Konsui Fighter is an innovative new fighting game by Circean Studios. It tries to take all the best parts of classic fighting games like Street Fighter or Skullgirls and compress them into a mobile app. It’s an ambitious undertaking for sure, but I was impressed by both Konsui Fighter’s faithfulness to the classics and the inventiveness to make it work within a phone’s limitations. It’s pretty casual by fighting game standards, but as always, I will take this chance to remind our readers that “casual” does not mean “bad.”
As an aside, I beat the developer in a best 2 of 3 match, which won me the copy I used to review this game. This might be slightly spoiling my final thoughts, but that should say something about how into this game I got when I tried it at PAX East.
The Good: Hits All The Right Notes
Considering what they had to work with, Circean Studios did an impressive job of crafting a solid fighting game. Konsui Fighter doesn’t have the depth of Mortal Kombat or the speed and eye-searing flair of Dragonball FighterZ - if I were to compare it to anything, I’d say it’s a lot like Skullgirls - but it does a great job of putting the fighting game experience into your pocket.
You’ve got weak and strong attacks, special moves, and an energy meter that you can use to strengthen your attacks or save up for your ultimate. Once you’ve figured out your character’s moves you can chain them together into powerful combos, or just trap your opponent in the corner and button-mash your way to victory. You can do all of this with just a few controls and a touchscreen.
The hand-drawn art is uniquely beautiful.
Speaking of which, let’s talk controls. Mobile games have come a long way since Tetris and Snake, particularly as they’ve evolved to use touchscreens instead of buttons. Touchscreens provide a lot more freedom, allowing for taps, swipes, and various other movements that there are probably names for.
However, anyone who’s tried to play classic games on a mobile emulator knows that they’re not what one could call precise. Anything that requires acting in real time is either limited to one or two easy commands like the infamous Flappy Bird, or doomed to suffer from slipping fingers and laggy, inaccurate controls like pretty much any mobile FPS there’s ever been.
Konsui Fighter takes the first approach, opting for only four “buttons:” Left, right, A, and B, which you can hit with either a tap or a swipe. That, plus one to trigger your ultimate attack and an invisible jump control that is pretty much the entire right side of the screen, makes a total of ten different commands on a little touchscreen phone, all of which work cleanly and reliably. It’s an impressive bit of innovation and one of my favorite things about the game.

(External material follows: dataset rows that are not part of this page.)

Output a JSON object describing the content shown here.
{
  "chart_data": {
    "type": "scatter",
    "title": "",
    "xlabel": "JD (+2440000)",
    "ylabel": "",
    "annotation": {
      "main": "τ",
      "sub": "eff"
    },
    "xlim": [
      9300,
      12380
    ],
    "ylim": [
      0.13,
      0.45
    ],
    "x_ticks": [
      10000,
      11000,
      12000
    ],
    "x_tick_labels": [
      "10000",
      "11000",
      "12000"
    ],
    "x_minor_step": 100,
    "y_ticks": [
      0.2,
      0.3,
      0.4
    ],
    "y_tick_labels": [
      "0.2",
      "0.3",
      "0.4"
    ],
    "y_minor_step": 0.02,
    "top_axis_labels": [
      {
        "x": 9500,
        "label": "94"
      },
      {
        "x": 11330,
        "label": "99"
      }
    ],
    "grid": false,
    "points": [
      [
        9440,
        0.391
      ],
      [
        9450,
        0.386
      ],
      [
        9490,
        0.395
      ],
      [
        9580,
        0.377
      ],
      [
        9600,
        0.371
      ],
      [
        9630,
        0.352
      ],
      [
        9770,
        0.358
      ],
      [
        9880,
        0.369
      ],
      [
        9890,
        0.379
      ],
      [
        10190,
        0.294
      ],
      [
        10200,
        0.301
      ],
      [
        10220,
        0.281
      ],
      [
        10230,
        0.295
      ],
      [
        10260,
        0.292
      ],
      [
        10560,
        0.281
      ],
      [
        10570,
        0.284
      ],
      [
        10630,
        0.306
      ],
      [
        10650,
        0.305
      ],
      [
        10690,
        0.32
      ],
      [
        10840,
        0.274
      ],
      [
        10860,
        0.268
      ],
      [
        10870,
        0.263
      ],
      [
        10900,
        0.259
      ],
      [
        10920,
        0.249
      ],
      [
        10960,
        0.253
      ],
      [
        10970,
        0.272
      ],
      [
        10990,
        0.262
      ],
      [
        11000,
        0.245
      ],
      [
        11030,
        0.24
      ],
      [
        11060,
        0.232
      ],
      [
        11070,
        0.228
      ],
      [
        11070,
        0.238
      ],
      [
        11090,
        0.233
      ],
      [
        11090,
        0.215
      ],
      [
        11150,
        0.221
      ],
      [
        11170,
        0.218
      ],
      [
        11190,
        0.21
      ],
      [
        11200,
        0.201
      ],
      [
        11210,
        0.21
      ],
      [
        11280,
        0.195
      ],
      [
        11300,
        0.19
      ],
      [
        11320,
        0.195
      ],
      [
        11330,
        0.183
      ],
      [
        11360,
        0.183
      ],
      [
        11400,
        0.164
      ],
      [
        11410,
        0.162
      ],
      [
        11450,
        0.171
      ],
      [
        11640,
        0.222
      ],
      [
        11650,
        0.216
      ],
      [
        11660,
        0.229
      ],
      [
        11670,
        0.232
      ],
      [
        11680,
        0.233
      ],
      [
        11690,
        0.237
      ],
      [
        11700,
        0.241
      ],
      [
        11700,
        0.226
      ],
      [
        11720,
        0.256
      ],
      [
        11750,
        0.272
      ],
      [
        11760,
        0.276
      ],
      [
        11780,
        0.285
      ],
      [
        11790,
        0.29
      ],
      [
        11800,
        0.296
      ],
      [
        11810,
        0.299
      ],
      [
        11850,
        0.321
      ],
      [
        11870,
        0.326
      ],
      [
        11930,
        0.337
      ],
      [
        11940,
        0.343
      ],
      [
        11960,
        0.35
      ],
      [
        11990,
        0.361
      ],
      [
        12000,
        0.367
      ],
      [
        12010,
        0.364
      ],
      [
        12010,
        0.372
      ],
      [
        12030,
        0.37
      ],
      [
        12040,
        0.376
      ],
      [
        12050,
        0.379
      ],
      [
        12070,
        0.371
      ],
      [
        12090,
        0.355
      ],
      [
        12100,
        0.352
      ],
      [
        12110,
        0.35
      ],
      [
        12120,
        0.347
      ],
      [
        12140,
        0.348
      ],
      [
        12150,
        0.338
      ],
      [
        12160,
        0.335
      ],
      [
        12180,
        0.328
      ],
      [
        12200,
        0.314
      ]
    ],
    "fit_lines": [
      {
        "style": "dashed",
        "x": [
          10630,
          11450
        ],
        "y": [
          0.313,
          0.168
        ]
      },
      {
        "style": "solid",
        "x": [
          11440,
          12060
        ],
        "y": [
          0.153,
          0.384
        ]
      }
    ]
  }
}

Konsui Fighter also has a surprising amount of plot and character development that goes far beyond the standard, “There’s a tournament and/or invasion happening, go punch everyone who isn’t you.” The characters are all different aspects of a dying man’s psyche, and the struggle between them is more reminiscent of Fire Emblem than Street Fighter. I won’t say too much about the plot here; partly to avoid spoilers, and partly because the current early access build only has two stages, so I don’t know how it ends either.
The hero of the story mode is Isamu, a brave but hotheaded young prince who embodies the dying man’s courage.
The Bad: Still Limited By What It Is
Konsui Fighter does a great job of working within the limitations of mobile devices, but it is still constrained by them. In a genre where many games have dozens of playable characters, Konsui Fighter has only eight, and as far as I’m aware no more are planned. Each of those characters only has four or five unique moves, and while the game does a lot with only a few controls, there are still only so many options you can use while fighting. Also, while the art is whimsically gorgeous, the animations are stiff and jerky.
Overall, Konsui Fighter really feels like a fighter from the olden days, actually quite similar to the original Mortal Kombat. Maybe a lot of you wouldn’t consider that a bad thing, but it feels to me like in trimming down a fighting game to go on a mobile device, they’ve cut out out most of the growth that the genre has enjoyed in the last decade or so.
Is this like when an anime character says, “I won’t die even if you kill me?”
I also have two minor quibbles: First, the opening cutscene borders on JRPG territory with how long and plot-heavy it is. The prologue lasts longer than the fight that follows it.
Second, I really wanted dash to be a double-tap on the direction buttons, not a swipe. I mentioned this to the developer when I tried Konsui Fighter at PAX East, and he explained that the double-tap controls would have interfered with special attacks, many of which do require hitting the same direction twice. So, fair enough. I don’t have a better solution and it’s certainly not a deal breaker, but it was the one thing that stood out in the otherwise smooth controls.
Final Thoughts: Art And Heart
In spite of its limitations, Konsui Fighter is a basic but solid fighting game that plays a lot like the classics. The art style is whimsical and beautiful and the plot, while a bit overbearing for a mobile fighting game, clearly had a lot of love put into it.
Speaking of a lot of love, the game itself has been in development since 2010. However, far from suffering from the pitfalls of development hell, the years of dedication shine through in a polished and unique game for a platform that really wasn’t designed to support it.
Overall, Konsui Fighter is great as an accessible, portable fighter and is a clear cut above many other mobile games. With a price tag of only $3.99 (or $4.99 if you wait for the full release) it’s hard to go wrong. I highly recommend checking this one out on the Google Play store, or going over to the Konsui Fighter website if you’d like to know more.